Лицо Иммакюле Константен остается непроницаемым.
– И каким же образом?
– С помощью принуждения и поощрения. Кнутом и пряником, хотя с определенной точки зрения это одно и то же. Принуждение основано на боязни насилия или страданий. «Подчинись, не то пожалеешь». В десятом веке с помощью этого принципа датчане успешно взимали дань; на этом держалась сплоченность стран Варшавского договора, да и задиры на детской площадке правят с помощью того же. На этом основаны закон и порядок. Именно поэтому мы сажаем преступников в тюрьму, а демократические государства стремятся монополизировать силу.
Иммакюле Константен внимательно следит за выражением моего лица; это и возбуждает, и отвлекает.
– Поощрение работает за счет обещаний: «Подчинитесь, и почувствуете выгоду». Подобная динамика наблюдается, к примеру, при размещении военных баз НАТО на территориях государств, не являющихся членами этой организации, при дрессировке собак, а также при необходимости на всю жизнь примириться с дерьмовой работой. Ну что, правильно я рассуждаю?
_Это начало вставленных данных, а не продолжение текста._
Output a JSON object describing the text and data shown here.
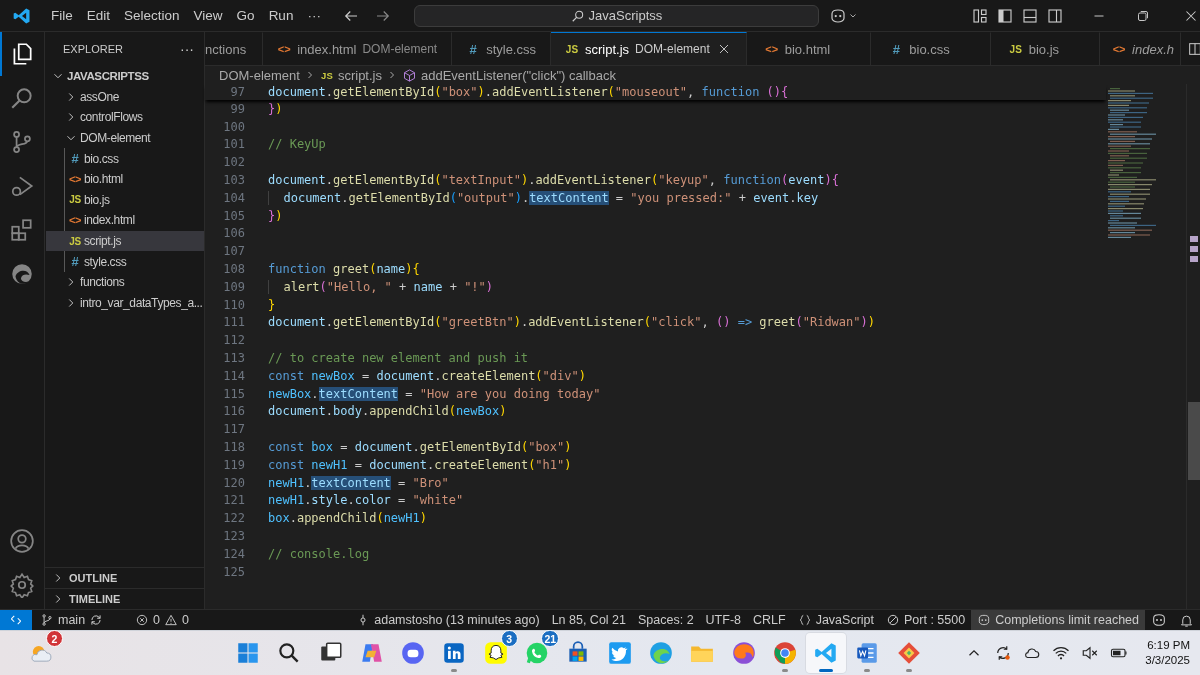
{
  "title_bar": {
    "menus": [
      "File",
      "Edit",
      "Selection",
      "View",
      "Go",
      "Run"
    ],
    "more": "···",
    "search": "JavaScriptss"
  },
  "activity_bar": [
    {
      "kind": "files",
      "selected": true
    },
    {
      "kind": "search",
      "selected": false
    },
    {
      "kind": "branch",
      "selected": false
    },
    {
      "kind": "debug",
      "selected": false
    },
    {
      "kind": "extensions",
      "selected": false
    },
    {
      "kind": "browser",
      "selected": false
    }
  ],
  "sidebar": {
    "title": "EXPLORER",
    "more": "···",
    "root": {
      "label": "JAVASCRIPTSS",
      "expanded": true,
      "children": [
        {
          "label": "assOne",
          "expanded": false,
          "selected": false
        },
        {
          "label": "controlFlows",
          "expanded": false,
          "selected": false
        },
        {
          "label": "DOM-element",
          "expanded": true,
          "selected": false,
          "children": [
            {
              "label": "bio.css",
              "kind": "css",
              "icon": "#",
              "selected": false
            },
            {
              "label": "bio.html",
              "kind": "html",
              "icon": "<>",
              "selected": false
            },
            {
              "label": "bio.js",
              "kind": "js",
              "icon": "JS",
              "selected": false
            },
            {
              "label": "index.html",
              "kind": "html",
              "icon": "<>",
              "selected": false
            },
            {
              "label": "script.js",
              "kind": "js",
              "icon": "JS",
              "selected": true
            },
            {
              "label": "style.css",
              "kind": "css",
              "icon": "#",
              "selected": false
            }
          ]
        },
        {
          "label": "functions",
          "expanded": false,
          "selected": false
        },
        {
          "label": "intro_var_dataTypes_a...",
          "expanded": false,
          "selected": false
        }
      ]
    },
    "sections": [
      {
        "label": "OUTLINE",
        "expanded": false
      },
      {
        "label": "TIMELINE",
        "expanded": false
      }
    ]
  },
  "tabs": [
    {
      "label": "nctions",
      "selected": false,
      "preview": false
    },
    {
      "label": "index.html",
      "detail": "DOM-element",
      "kind": "html",
      "icon": "<>",
      "selected": false,
      "preview": false
    },
    {
      "label": "style.css",
      "kind": "css",
      "icon": "#",
      "selected": false,
      "preview": false
    },
    {
      "label": "script.js",
      "detail": "DOM-element",
      "kind": "js",
      "icon": "JS",
      "selected": true,
      "preview": false
    },
    {
      "label": "bio.html",
      "kind": "html",
      "icon": "<>",
      "selected": false,
      "preview": false
    },
    {
      "label": "bio.css",
      "kind": "css",
      "icon": "#",
      "selected": false,
      "preview": false
    },
    {
      "label": "bio.js",
      "kind": "js",
      "icon": "JS",
      "selected": false,
      "preview": false
    },
    {
      "label": "index.h",
      "kind": "html",
      "icon": "<>",
      "selected": false,
      "preview": true
    }
  ],
  "breadcrumb": [
    {
      "kind": "folder",
      "text": "DOM-element"
    },
    {
      "kind": "js",
      "icon": "JS",
      "text": "script.js"
    },
    {
      "kind": "method",
      "text": "addEventListener(\"click\") callback"
    }
  ],
  "editor": {
    "sticky": {
      "number": "97",
      "tokens": [
        {
          "kind": "variable",
          "text": "document"
        },
        {
          "kind": "punct",
          "text": "."
        },
        {
          "kind": "function",
          "text": "getElementById"
        },
        {
          "kind": "bracket1",
          "text": "("
        },
        {
          "kind": "string",
          "text": "\"box\""
        },
        {
          "kind": "bracket1",
          "text": ")"
        },
        {
          "kind": "punct",
          "text": "."
        },
        {
          "kind": "function",
          "text": "addEventListener"
        },
        {
          "kind": "bracket1",
          "text": "("
        },
        {
          "kind": "string",
          "text": "\"mouseout\""
        },
        {
          "kind": "punct",
          "text": ","
        },
        {
          "kind": "keyword",
          "text": " function "
        },
        {
          "kind": "bracket2",
          "text": "(){"
        }
      ]
    },
    "lines": [
      {
        "number": "99",
        "tokens": [
          {
            "kind": "bracket2",
            "text": "}"
          },
          {
            "kind": "bracket1",
            "text": ")"
          }
        ]
      },
      {
        "number": "100"
      },
      {
        "number": "101",
        "tokens": [
          {
            "kind": "comment",
            "text": "// KeyUp"
          }
        ]
      },
      {
        "number": "102"
      },
      {
        "number": "103",
        "tokens": [
          {
            "kind": "variable",
            "text": "document"
          },
          {
            "kind": "punct",
            "text": "."
          },
          {
            "kind": "function",
            "text": "getElementById"
          },
          {
            "kind": "bracket1",
            "text": "("
          },
          {
            "kind": "string",
            "text": "\"textInput\""
          },
          {
            "kind": "bracket1",
            "text": ")"
          },
          {
            "kind": "punct",
            "text": "."
          },
          {
            "kind": "function",
            "text": "addEventListener"
          },
          {
            "kind": "bracket1",
            "text": "("
          },
          {
            "kind": "string",
            "text": "\"keyup\""
          },
          {
            "kind": "punct",
            "text": ","
          },
          {
            "kind": "keyword",
            "text": " function"
          },
          {
            "kind": "bracket2",
            "text": "("
          },
          {
            "kind": "variable",
            "text": "event"
          },
          {
            "kind": "bracket2",
            "text": "){"
          }
        ]
      },
      {
        "number": "104",
        "indent": true,
        "tokens": [
          {
            "kind": "variable",
            "text": "document"
          },
          {
            "kind": "punct",
            "text": "."
          },
          {
            "kind": "function",
            "text": "getElementById"
          },
          {
            "kind": "bracket3",
            "text": "("
          },
          {
            "kind": "string",
            "text": "\"output\""
          },
          {
            "kind": "bracket3",
            "text": ")"
          },
          {
            "kind": "punct",
            "text": "."
          },
          {
            "kind": "match",
            "text": "textContent"
          },
          {
            "kind": "punct",
            "text": " = "
          },
          {
            "kind": "string",
            "text": "\"you pressed:\""
          },
          {
            "kind": "punct",
            "text": " + "
          },
          {
            "kind": "variable",
            "text": "event"
          },
          {
            "kind": "punct",
            "text": "."
          },
          {
            "kind": "variable",
            "text": "key"
          }
        ]
      },
      {
        "number": "105",
        "tokens": [
          {
            "kind": "bracket2",
            "text": "}"
          },
          {
            "kind": "bracket1",
            "text": ")"
          }
        ]
      },
      {
        "number": "106"
      },
      {
        "number": "107"
      },
      {
        "number": "108",
        "tokens": [
          {
            "kind": "keyword",
            "text": "function "
          },
          {
            "kind": "function",
            "text": "greet"
          },
          {
            "kind": "bracket1",
            "text": "("
          },
          {
            "kind": "variable",
            "text": "name"
          },
          {
            "kind": "bracket1",
            "text": "){"
          }
        ]
      },
      {
        "number": "109",
        "indent": true,
        "tokens": [
          {
            "kind": "function",
            "text": "alert"
          },
          {
            "kind": "bracket2",
            "text": "("
          },
          {
            "kind": "string",
            "text": "\"Hello, \""
          },
          {
            "kind": "punct",
            "text": " + "
          },
          {
            "kind": "variable",
            "text": "name"
          },
          {
            "kind": "punct",
            "text": " + "
          },
          {
            "kind": "string",
            "text": "\"!\""
          },
          {
            "kind": "bracket2",
            "text": ")"
          }
        ]
      },
      {
        "number": "110",
        "tokens": [
          {
            "kind": "bracket1",
            "text": "}"
          }
        ]
      },
      {
        "number": "111",
        "tokens": [
          {
            "kind": "variable",
            "text": "document"
          },
          {
            "kind": "punct",
            "text": "."
          },
          {
            "kind": "function",
            "text": "getElementById"
          },
          {
            "kind": "bracket1",
            "text": "("
          },
          {
            "kind": "string",
            "text": "\"greetBtn\""
          },
          {
            "kind": "bracket1",
            "text": ")"
          },
          {
            "kind": "punct",
            "text": "."
          },
          {
            "kind": "function",
            "text": "addEventListener"
          },
          {
            "kind": "bracket1",
            "text": "("
          },
          {
            "kind": "string",
            "text": "\"click\""
          },
          {
            "kind": "punct",
            "text": ", "
          },
          {
            "kind": "bracket2",
            "text": "()"
          },
          {
            "kind": "keyword",
            "text": " => "
          },
          {
            "kind": "function",
            "text": "greet"
          },
          {
            "kind": "bracket2",
            "text": "("
          },
          {
            "kind": "string",
            "text": "\"Ridwan\""
          },
          {
            "kind": "bracket2",
            "text": ")"
          },
          {
            "kind": "bracket1",
            "text": ")"
          }
        ]
      },
      {
        "number": "112"
      },
      {
        "number": "113",
        "tokens": [
          {
            "kind": "comment",
            "text": "// to create new element and push it"
          }
        ]
      },
      {
        "number": "114",
        "tokens": [
          {
            "kind": "keyword",
            "text": "const "
          },
          {
            "kind": "constant",
            "text": "newBox"
          },
          {
            "kind": "punct",
            "text": " = "
          },
          {
            "kind": "variable",
            "text": "document"
          },
          {
            "kind": "punct",
            "text": "."
          },
          {
            "kind": "function",
            "text": "createElement"
          },
          {
            "kind": "bracket1",
            "text": "("
          },
          {
            "kind": "string",
            "text": "\"div\""
          },
          {
            "kind": "bracket1",
            "text": ")"
          }
        ]
      },
      {
        "number": "115",
        "tokens": [
          {
            "kind": "constant",
            "text": "newBox"
          },
          {
            "kind": "punct",
            "text": "."
          },
          {
            "kind": "match",
            "text": "textContent"
          },
          {
            "kind": "punct",
            "text": " = "
          },
          {
            "kind": "string",
            "text": "\"How are you doing today\""
          }
        ]
      },
      {
        "number": "116",
        "tokens": [
          {
            "kind": "variable",
            "text": "document"
          },
          {
            "kind": "punct",
            "text": "."
          },
          {
            "kind": "variable",
            "text": "body"
          },
          {
            "kind": "punct",
            "text": "."
          },
          {
            "kind": "function",
            "text": "appendChild"
          },
          {
            "kind": "bracket1",
            "text": "("
          },
          {
            "kind": "constant",
            "text": "newBox"
          },
          {
            "kind": "bracket1",
            "text": ")"
          }
        ]
      },
      {
        "number": "117"
      },
      {
        "number": "118",
        "tokens": [
          {
            "kind": "keyword",
            "text": "const "
          },
          {
            "kind": "constant",
            "text": "box"
          },
          {
            "kind": "punct",
            "text": " = "
          },
          {
            "kind": "variable",
            "text": "document"
          },
          {
            "kind": "punct",
            "text": "."
          },
          {
            "kind": "function",
            "text": "getElementById"
          },
          {
            "kind": "bracket1",
            "text": "("
          },
          {
            "kind": "string",
            "text": "\"box\""
          },
          {
            "kind": "bracket1",
            "text": ")"
          }
        ]
      },
      {
        "number": "119",
        "tokens": [
          {
            "kind": "keyword",
            "text": "const "
          },
          {
            "kind": "constant",
            "text": "newH1"
          },
          {
            "kind": "punct",
            "text": " = "
          },
          {
            "kind": "variable",
            "text": "document"
          },
          {
            "kind": "punct",
            "text": "."
          },
          {
            "kind": "function",
            "text": "createElement"
          },
          {
            "kind": "bracket1",
            "text": "("
          },
          {
            "kind": "string",
            "text": "\"h1\""
          },
          {
            "kind": "bracket1",
            "text": ")"
          }
        ]
      },
      {
        "number": "120",
        "tokens": [
          {
            "kind": "constant",
            "text": "newH1"
          },
          {
            "kind": "punct",
            "text": "."
          },
          {
            "kind": "match",
            "text": "textContent"
          },
          {
            "kind": "punct",
            "text": " = "
          },
          {
            "kind": "string",
            "text": "\"Bro\""
          }
        ]
      },
      {
        "number": "121",
        "tokens": [
          {
            "kind": "constant",
            "text": "newH1"
          },
          {
            "kind": "punct",
            "text": "."
          },
          {
            "kind": "variable",
            "text": "style"
          },
          {
            "kind": "punct",
            "text": "."
          },
          {
            "kind": "variable",
            "text": "color"
          },
          {
            "kind": "punct",
            "text": " = "
          },
          {
            "kind": "string",
            "text": "\"white\""
          }
        ]
      },
      {
        "number": "122",
        "tokens": [
          {
            "kind": "constant",
            "text": "box"
          },
          {
            "kind": "punct",
            "text": "."
          },
          {
            "kind": "function",
            "text": "appendChild"
          },
          {
            "kind": "bracket1",
            "text": "("
          },
          {
            "kind": "constant",
            "text": "newH1"
          },
          {
            "kind": "bracket1",
            "text": ")"
          }
        ]
      },
      {
        "number": "123"
      },
      {
        "number": "124",
        "tokens": [
          {
            "kind": "comment",
            "text": "// console.log"
          }
        ]
      },
      {
        "number": "125"
      }
    ]
  },
  "status_bar": {
    "branch": "main",
    "errors": "0",
    "warnings": "0",
    "items": [
      {
        "kind": "git",
        "text": "adamstosho (13 minutes ago)"
      },
      {
        "kind": "plain",
        "text": "Ln 85, Col 21"
      },
      {
        "kind": "plain",
        "text": "Spaces: 2"
      },
      {
        "kind": "plain",
        "text": "UTF-8"
      },
      {
        "kind": "plain",
        "text": "CRLF"
      },
      {
        "kind": "language",
        "text": "JavaScript"
      },
      {
        "kind": "port",
        "text": "Port : 5500"
      },
      {
        "kind": "warning",
        "text": "Completions limit reached"
      }
    ]
  },
  "taskbar": {
    "weather_badge": "2",
    "apps": [
      {
        "kind": "start",
        "selected": false,
        "running": false
      },
      {
        "kind": "search",
        "selected": false,
        "running": false
      },
      {
        "kind": "taskview",
        "selected": false,
        "running": false
      },
      {
        "kind": "copilot",
        "selected": false,
        "running": false
      },
      {
        "kind": "chat",
        "selected": false,
        "running": false
      },
      {
        "kind": "linkedin",
        "selected": false,
        "running": true
      },
      {
        "kind": "ghost",
        "badge": "3",
        "selected": false,
        "running": false
      },
      {
        "kind": "phone",
        "badge": "21",
        "selected": false,
        "running": false
      },
      {
        "kind": "store",
        "selected": false,
        "running": false
      },
      {
        "kind": "bird",
        "selected": false,
        "running": false
      },
      {
        "kind": "browser",
        "selected": false,
        "running": false
      },
      {
        "kind": "folder",
        "selected": false,
        "running": false
      },
      {
        "kind": "fox",
        "selected": false,
        "running": false
      },
      {
        "kind": "chrome",
        "selected": false,
        "running": true
      },
      {
        "kind": "code",
        "selected": true,
        "running": true
      },
      {
        "kind": "word",
        "selected": false,
        "running": true
      },
      {
        "kind": "diamond",
        "selected": false,
        "running": true
      }
    ],
    "time": "6:19 PM",
    "date": "3/3/2025"
  }
}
Охранник-гоблин чихает, и по часовне прокатывается гулкое эхо.
– Вы всего лишь царапнули по поверхности, – говорит Иммакюле Константен.
Я пылаю от вожделения и досады:
– Так царапните поглубже.
Она смахивает с замшевой перчатки какую-то пушинку и произносит, обращаясь к собственной руке:
– Власть теряют либо обретают, но ее невозможно ни создать, ни уничтожить. Власть – это гость тех, кто ею наделен, но отнюдь не их собственность. К власти стремятся и безумцы, и мудрецы, но лишь мудрейших тревожат ее долговечные побочные эффекты. Власть – это наркотик для эго и едкая кислота для души. Переходы власти от одного индивида к другому – будь то путем завоеваний, браков, урн для голосования, диктатур или счастливого случая – и составляют суть истории. Да, наделенные властью способны вершить правый суд, преображать мир, превращать цветущие государства в выжженные поля сражений, ровнять с землей небоскребы, но сама по себе власть не несет в себе нравственного начала. – Иммакюле Константен смотрит на меня. – Власть заметила вас. Власть за вами пристально наблюдает. Продолжайте и дальше в том же духе, и власть вас облагодетельствует. Но власть и посмеется над вами, причем безжалостно, когда вы будете умирать в частной клинике через незаметно пролетевшие десятилетия. Власть высмеивает всех своих прославленных фаворитов, стоит им оказаться на смертном одре. «Истлевшим Цезарем от стужи заделывают дом снаружи. Пред кем весь мир лежал в пыли, торчит затычкою в щели». Мысль об этом вызывает у меня особое отвращение, Хьюго Лэм. А у вас?